Published: 25 June 2009

Abstract

Introduction

Rheumatoid arthritis (RA) is more common in females than males and sex steroid hormones may in part explain this difference. We conducted a case–control study nested within two prospective studies to determine the associations between plasma steroid hormones measured prior to RA onset and polymorphisms in the androgen receptor (AR), estrogen receptor 2 (ESR2), aromatase (CYP19) and progesterone receptor (PGR) genes and RA risk.

Methods

We genotyped AR, ESR2, CYP19, PGR SNPs and the AR CAG repeat in RA case–control studies nested within the Nurses' Health Study (NHS), NHS II (449 RA cases, 449 controls) and the Women's Health Study (72 cases, and 202 controls). All controls were matched on cohort, age, Caucasian race, menopausal status, and postmenopausal hormone use. We measured plasma dehydroepiandrosterone sulfate (DHEAS), testosterone, and sex hormone binding globulin in 132 pre-RA samples and 396 matched controls in the NHS cohorts.

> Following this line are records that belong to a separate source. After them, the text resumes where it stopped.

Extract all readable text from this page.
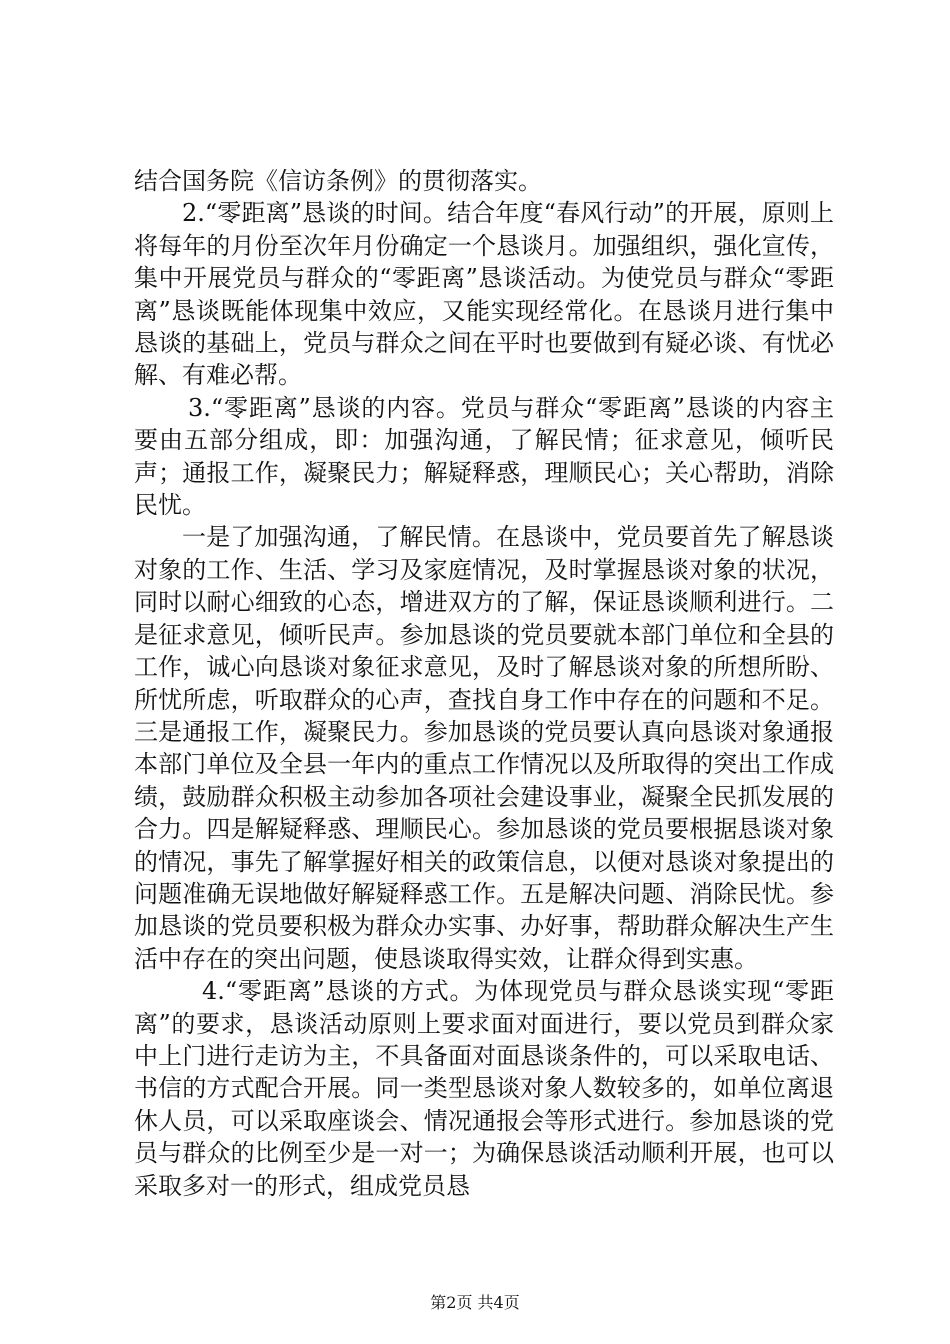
结合国务院《信访条例》的贯彻落实。

2.“零距离”恳谈的时间。结合年度“春风行动”的开展，原则上将每年的月份至次年月份确定一个恳谈月。加强组织，强化宣传，集中开展党员与群众的“零距离”恳谈活动。为使党员与群众“零距离”恳谈既能体现集中效应，又能实现经常化。在恳谈月进行集中恳谈的基础上，党员与群众之间在平时也要做到有疑必谈、有忧必解、有难必帮。

3.“零距离”恳谈的内容。党员与群众“零距离”恳谈的内容主要由五部分组成，即：加强沟通，了解民情；征求意见，倾听民声；通报工作，凝聚民力；解疑释惑，理顺民心；关心帮助，消除民忧。

一是了加强沟通，了解民情。在恳谈中，党员要首先了解恳谈对象的工作、生活、学习及家庭情况，及时掌握恳谈对象的状况，同时以耐心细致的心态，增进双方的了解，保证恳谈顺利进行。二是征求意见，倾听民声。参加恳谈的党员要就本部门单位和全县的工作，诚心向恳谈对象征求意见，及时了解恳谈对象的所想所盼、所忧所虑，听取群众的心声，查找自身工作中存在的问题和不足。三是通报工作，凝聚民力。参加恳谈的党员要认真向恳谈对象通报本部门单位及全县一年内的重点工作情况以及所取得的突出工作成绩，鼓励群众积极主动参加各项社会建设事业，凝聚全民抓发展的合力。四是解疑释惑、理顺民心。参加恳谈的党员要根据恳谈对象的情况，事先了解掌握好相关的政策信息，以便对恳谈对象提出的问题准确无误地做好解疑释惑工作。五是解决问题、消除民忧。参加恳谈的党员要积极为群众办实事、办好事，帮助群众解决生产生活中存在的突出问题，使恳谈取得实效，让群众得到实惠。

4.“零距离”恳谈的方式。为体现党员与群众恳谈实现“零距离”的要求，恳谈活动原则上要求面对面进行，要以党员到群众家中上门进行走访为主，不具备面对面恳谈条件的，可以采取电话、书信的方式配合开展。同一类型恳谈对象人数较多的，如单位离退休人员，可以采取座谈会、情况通报会等形式进行。参加恳谈的党员与群众的比例至少是一对一；为确保恳谈活动顺利开展，也可以采取多对一的形式，组成党员恳

第2页 共4页
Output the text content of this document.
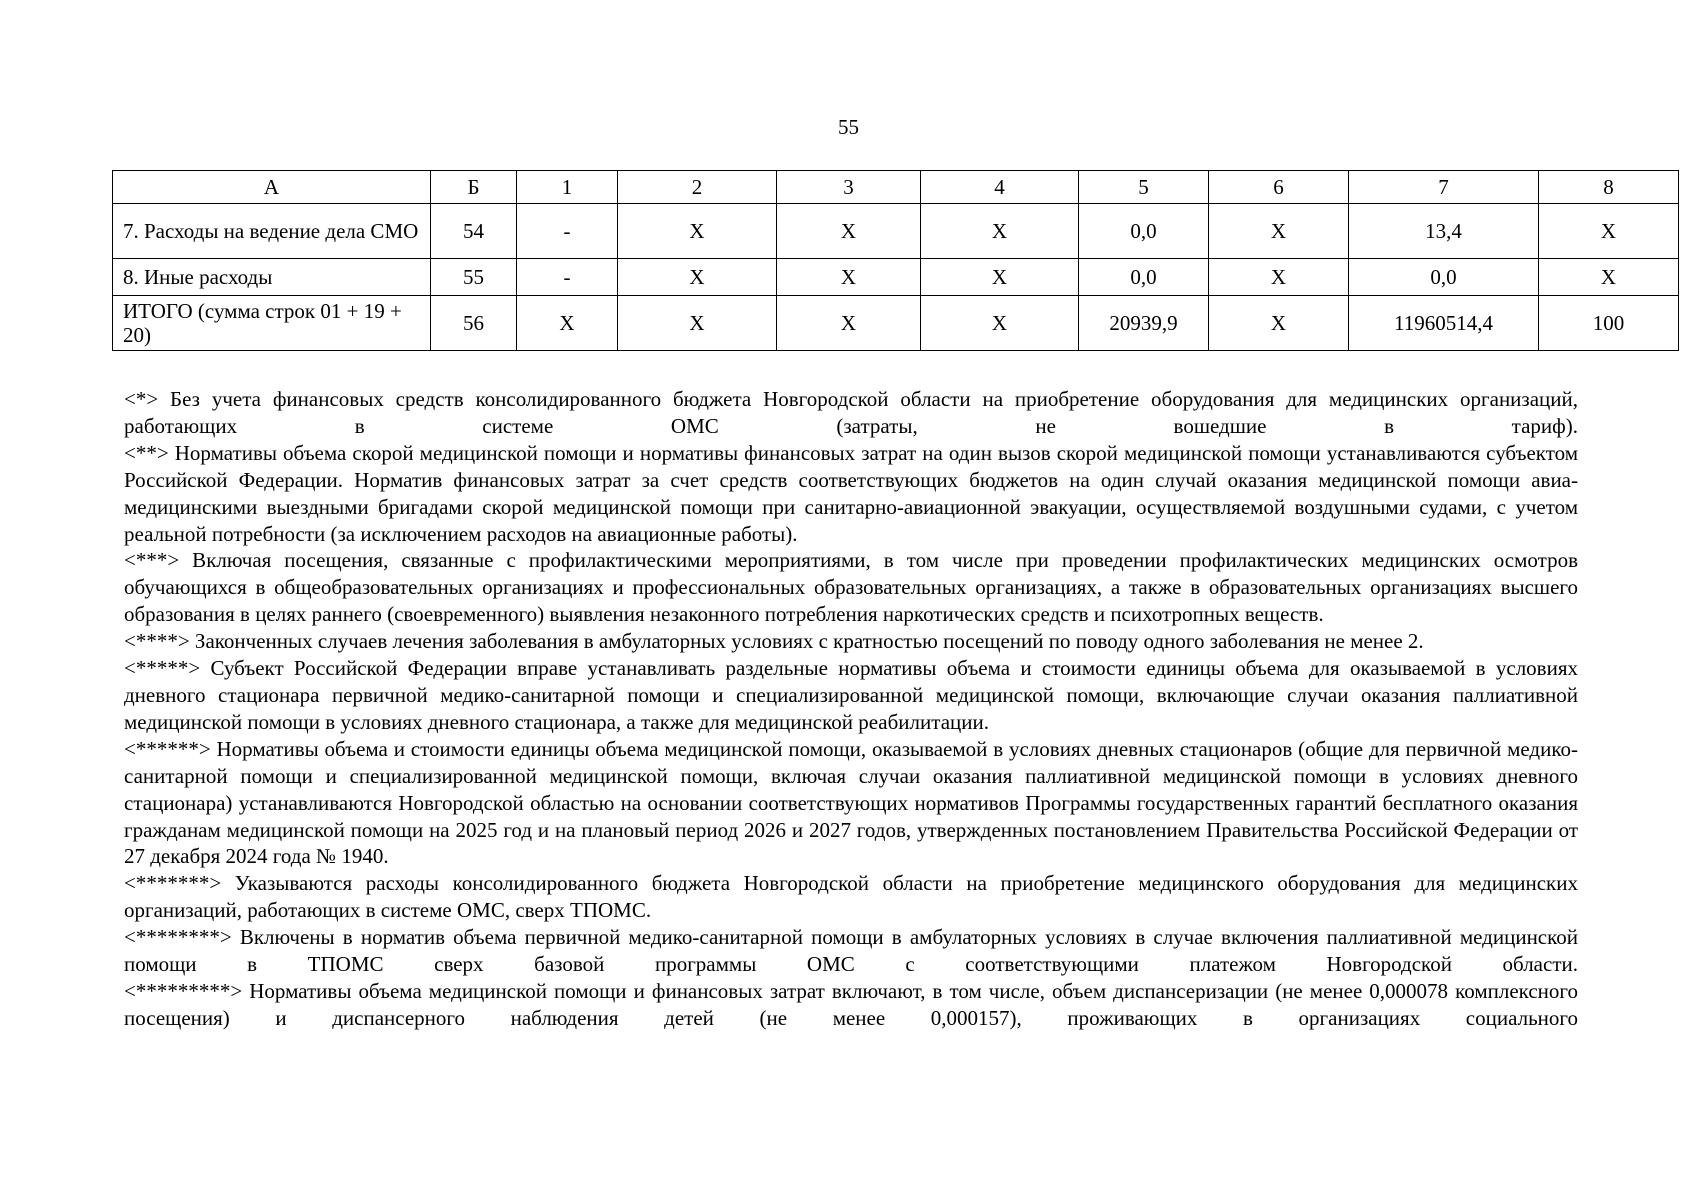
55
А	Б	1	2	3	4	5	6	7	8
7. Расходы на ведение дела СМО	54	-	Х	Х	Х	0,0	Х	13,4	Х
8. Иные расходы	55	-	Х	Х	Х	0,0	Х	0,0	Х
ИТОГО (сумма строк 01 + 19 + 20)	56	Х	Х	Х	Х	20939,9	Х	11960514,4	100

<*> Без учета финансовых средств консолидированного бюджета Новгородской области на приобретение оборудования для медицинских организаций, работающих в системе ОМС (затраты, не вошедшие в тариф).

<**> Нормативы объема скорой медицинской помощи и нормативы финансовых затрат на один вызов скорой медицинской помощи устанавливаются субъектом Российской Федерации. Норматив финансовых затрат за счет средств соответствующих бюджетов на один случай оказания медицинской помощи авиа-медицинскими выездными бригадами скорой медицинской помощи при санитарно-авиационной эвакуации, осуществляемой воздушными судами, с учетом реальной потребности (за исключением расходов на авиационные работы).

<***> Включая посещения, связанные с профилактическими мероприятиями, в том числе при проведении профилактических медицинских осмотров обучающихся в общеобразовательных организациях и профессиональных образовательных организациях, а также в образовательных организациях высшего образования в целях раннего (своевременного) выявления незаконного потребления наркотических средств и психотропных веществ.

<****> Законченных случаев лечения заболевания в амбулаторных условиях с кратностью посещений по поводу одного заболевания не менее 2.

<*****> Субъект Российской Федерации вправе устанавливать раздельные нормативы объема и стоимости единицы объема для оказываемой в условиях дневного стационара первичной медико-санитарной помощи и специализированной медицинской помощи, включающие случаи оказания паллиативной медицинской помощи в условиях дневного стационара, а также для медицинской реабилитации.

<******> Нормативы объема и стоимости единицы объема медицинской помощи, оказываемой в условиях дневных стационаров (общие для первичной медико-санитарной помощи и специализированной медицинской помощи, включая случаи оказания паллиативной медицинской помощи в условиях дневного стационара) устанавливаются Новгородской областью на основании соответствующих нормативов Программы государственных гарантий бесплатного оказания гражданам медицинской помощи на 2025 год и на плановый период 2026 и 2027 годов, утвержденных постановлением Правительства Российской Федерации от 27 декабря 2024 года № 1940.

<*******> Указываются расходы консолидированного бюджета Новгородской области на приобретение медицинского оборудования для медицинских организаций, работающих в системе ОМС, сверх ТПОМС.

<********> Включены в норматив объема первичной медико-санитарной помощи в амбулаторных условиях в случае включения паллиативной медицинской помощи в ТПОМС сверх базовой программы ОМС с соответствующими платежом Новгородской области.

<*********> Нормативы объема медицинской помощи и финансовых затрат включают, в том числе, объем диспансеризации (не менее 0,000078 комплексного посещения) и диспансерного наблюдения детей (не менее 0,000157), проживающих в организациях социального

We used conditional logistic regression models adjusted for potential confounders to assess RA risk.

Results

Mean age of RA diagnosis was 55 years in both cohorts; 58% of cases were rheumatoid factor positive at diagnosis. There was no significant association between plasma DHEAS, total testosterone, or calculated free testosterone and risk of future RA. There was no association between individual variants or haplotypes in any of the genes and RA or seropositive RA, nor any association for the AR CAG repeat.

Conclusions

Steroid hormone levels measured at a single time point prior to RA onset were not associated with RA risk in this study. Our findings do not suggest that androgens or the AR, ESR2, PGR, and CYP19 genes are important to RA risk in women.